During the second quarter 2009, our horizontal Haynesville Shale development program yielded exceptional results with some of the highest production rates in the play. We also achieved significant improvements in operational efficiencies. We completed 7 gross (4.1 net) operated horizontal Haynesville wells during the second quarter 2009, and have 2 gross (0.9 net) currently in the completion phase and 6 gross (4.5 net) drilling. Our average initial production rates in DeSoto Parish were 24 Mmcf per day for wells completed during the second quarter, with a range of 21.2 -- 26.4 Mmcf per day. We utilized four operated drilling rigs and one operated spudder rig in the quarter and expect to add three additional drilling rigs during the third quarter 2009.

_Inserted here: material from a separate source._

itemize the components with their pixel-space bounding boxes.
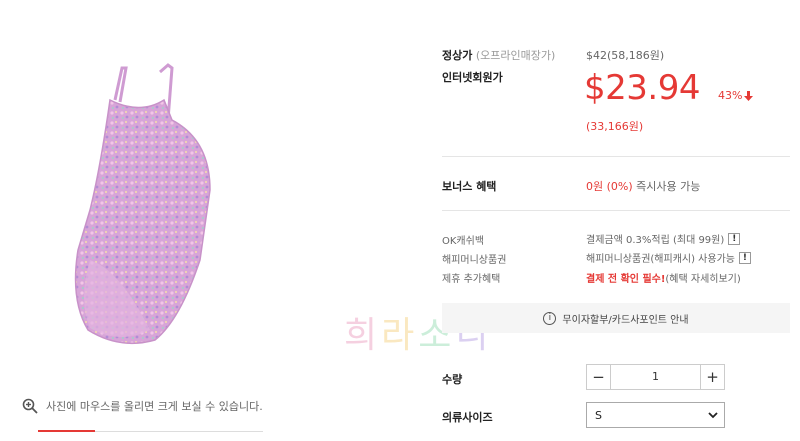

We also participated in 3 gross (0.7 net) non-operated wells in DeSoto Parish, Louisiana with initial production rates ranging from 14.4 to 24.5 Mmcf per day and 1 gross (0.3 net) well in Caddo Parish, Louisiana with an initial production rate of 10.2 Mmcf per day. At the end of the second quarter, we had interests in 2 gross (0.1 net) non-operated horizontal Haynesville shale wells, 1 in the drilling phase and 1 in the completion phase.

We currently have 12 gross (8.4 net) operated horizontal wells and 6 gross (1.2 net) non-operated horizontal wells flowing to sales. Production from our Haynesville wells recently reached a combined gross rate of 174 Mmcf per day (72 Mmcf per day net).

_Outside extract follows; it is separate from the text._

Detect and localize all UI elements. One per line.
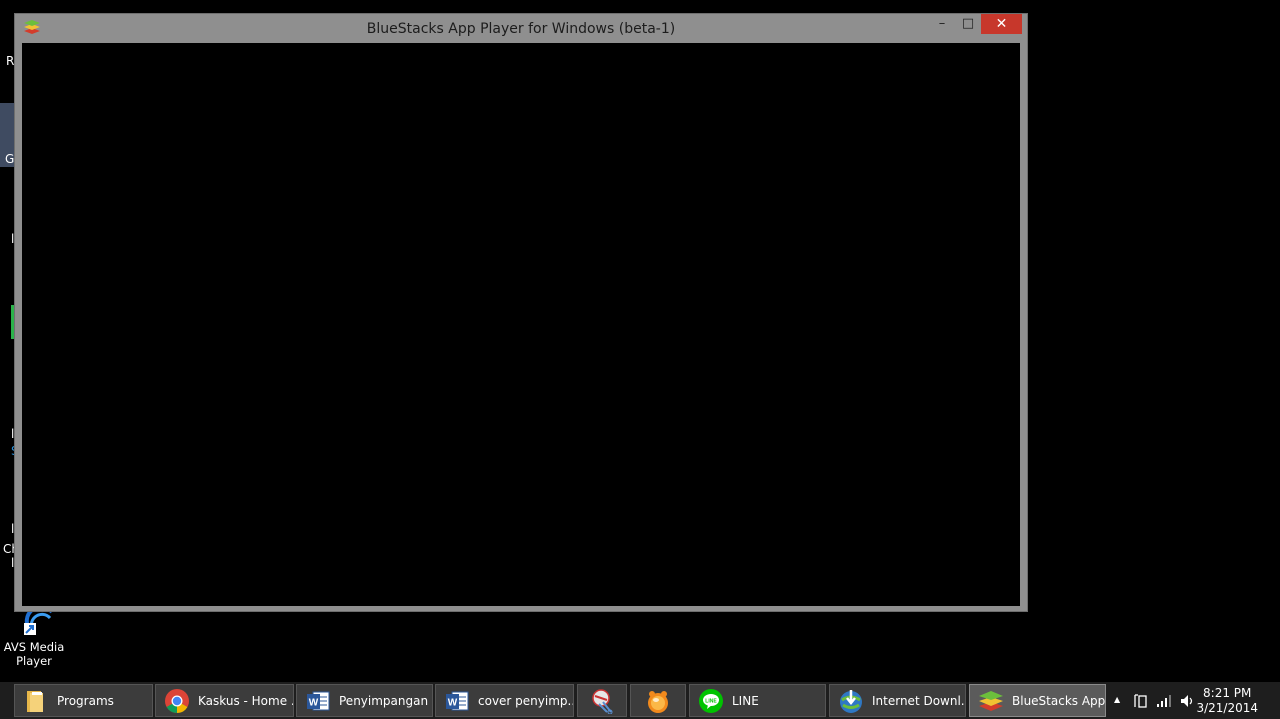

Our DeSoto Parish area has yielded some of the highest production rates in the entire play. The EXCO operated average initial production in DeSoto Parish is 24 Mmcf per day, with all of our wells having initial production rates in excess of 21 Mmcf per day. This high level of performance over a broad area underscores the consistency and high quality of the shale reservoir on our acreage and also demonstrates the effectiveness of our target selection and completion design. Our initial wells were completed with 9-10 frac stages and our most recent wells have been completed with 12-14 frac stages to maximize reserves and production by providing more contact with the fractured shale reservoir.

Our drilling times are improving and considerable operational efficiencies have been made. Our initial wells took 70 - 75 days from spud to rig release and our last five wells have taken an average of 48 days from spud to rig release. Our lateral lengths are now typically 4,500 feet and are designed to maximize the length in the target interval. Our completion operations are initiated immediately following rig release, and our pipeline construction runs parallel to our drilling operations. All of our operated wells have flowed to sales immediately following completion operations due to close coordination with our midstream business. Our midstream activity is progressing as planned with construction of a 36-inch pipeline header system and associated treating facilities. The 36-inch header system is designed to flow both EXCO and third party gas. We have firm transportation of 370 Mmcf per day in the immediate area, including our new commitments on a recently announced third party pipeline project scheduled to be completed in late 2009. We are well positioned in the play and have considerable growth potential with over 4.5 Tcf of potential Haynesville shale reserves.

Cotton Valley

In the second quarter 2009, we drilled 7 gross (5.2 net) Cotton Valley wells. Of the 7 gross wells, 1 gross (1.0 net) was in our Vernon area and 6 gross (4.2 net) were in the Holly field area. With current natural gas prices at the lowest levels in several years, we have elected to suspend most of the operated Cotton Valley drilling.

Appalachia

In Appalachia, we hold in excess of 1.0 million net leasehold acres.